One of the tutors on the Fine Art course invited us to his open studio.  We went on Friday, curious to see his work (and his studio).

We're half heartedly looking for a studio to share, but affordable studio space is now like gold dust, as property developers muscle in on London and every building gets turned into expensive flats.

Open studios are interesting, and slightly uncomfortable for everyone concerned. (Unless you're a plutocratic art collector, aiming to buy for your collection.)

You shuffle in and out of everyone's own little private space, which feels kind of like going into their bedroom, except you're being invited to look at and criticise the art they've got on the walls.  Do you talk to them? Do you ask them about their technique? You want to be polite, but you don't want to encourage them too much, in case they mistake you for a plutocratic art collector.

You might be impressed, you might be knocked out by the work, you might be indifferent. You might be shocked at how terrible and amateur it is. This is what it's like, a total lucky dip.

There was a lot of good stuff (my tutor's work is genius. He's a great painter but his work has something very disturbing about it. I might buy it if I was rich,  but I'd hang it somewhere I didn't have to look at it if I didn't want to.)

But what really impressed us was the studios. They are an "old BR rolling stock repair workshop" situated at the end of a nice residential street near Finsbury Park. Each studio was huge (we realised that one was bigger than all of our houses) high ceilings, vast windows, centrally heated (some studios are freeezing.)  They were different shapes and sizes,  but all had features like balconies, mezzanines, space for sofas and kitchen units. 

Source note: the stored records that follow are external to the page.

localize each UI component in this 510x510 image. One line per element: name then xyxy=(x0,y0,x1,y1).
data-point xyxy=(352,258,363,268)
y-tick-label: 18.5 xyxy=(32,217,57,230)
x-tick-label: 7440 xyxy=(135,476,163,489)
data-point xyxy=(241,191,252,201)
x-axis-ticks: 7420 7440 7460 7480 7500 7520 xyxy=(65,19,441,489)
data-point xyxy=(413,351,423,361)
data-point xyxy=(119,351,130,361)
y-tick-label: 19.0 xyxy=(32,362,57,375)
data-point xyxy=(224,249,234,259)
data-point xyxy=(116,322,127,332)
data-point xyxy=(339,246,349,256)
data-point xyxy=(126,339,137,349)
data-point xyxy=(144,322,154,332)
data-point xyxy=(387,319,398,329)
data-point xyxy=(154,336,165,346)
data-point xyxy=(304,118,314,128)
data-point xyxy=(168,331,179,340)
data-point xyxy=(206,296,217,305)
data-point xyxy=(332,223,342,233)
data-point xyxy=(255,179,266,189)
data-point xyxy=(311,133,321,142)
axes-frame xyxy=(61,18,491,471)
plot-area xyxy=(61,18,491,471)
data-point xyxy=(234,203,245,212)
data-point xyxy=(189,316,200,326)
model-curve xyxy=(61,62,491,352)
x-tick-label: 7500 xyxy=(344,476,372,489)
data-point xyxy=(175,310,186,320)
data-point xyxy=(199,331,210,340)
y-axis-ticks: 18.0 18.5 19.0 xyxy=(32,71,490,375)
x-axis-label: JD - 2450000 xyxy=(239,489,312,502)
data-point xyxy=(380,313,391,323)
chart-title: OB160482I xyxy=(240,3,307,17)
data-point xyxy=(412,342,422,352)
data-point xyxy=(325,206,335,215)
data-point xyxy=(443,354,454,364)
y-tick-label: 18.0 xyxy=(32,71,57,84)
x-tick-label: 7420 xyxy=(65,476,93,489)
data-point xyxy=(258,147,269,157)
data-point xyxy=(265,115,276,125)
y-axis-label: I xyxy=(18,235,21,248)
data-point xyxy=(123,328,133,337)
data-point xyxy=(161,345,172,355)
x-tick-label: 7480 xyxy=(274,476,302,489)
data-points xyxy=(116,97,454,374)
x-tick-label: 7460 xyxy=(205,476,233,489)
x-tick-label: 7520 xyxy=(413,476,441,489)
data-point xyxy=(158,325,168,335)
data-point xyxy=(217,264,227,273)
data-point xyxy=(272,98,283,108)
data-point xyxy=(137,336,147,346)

We came out a bit depressed. We weren't talking about the work so much as how each artist could afford the studio, and how we'd never be able to find anywhere like it.

Anyway, it's not all doom and gloom.  The last studio we visited was this artist that is new to me.  I absolutely love her work. (She also has a very nice dog, a Jack Russell.) Her style is influenced by years of living in Kyoto. I would have happily bought the lot. I will do when I'm a plutocratic art collector.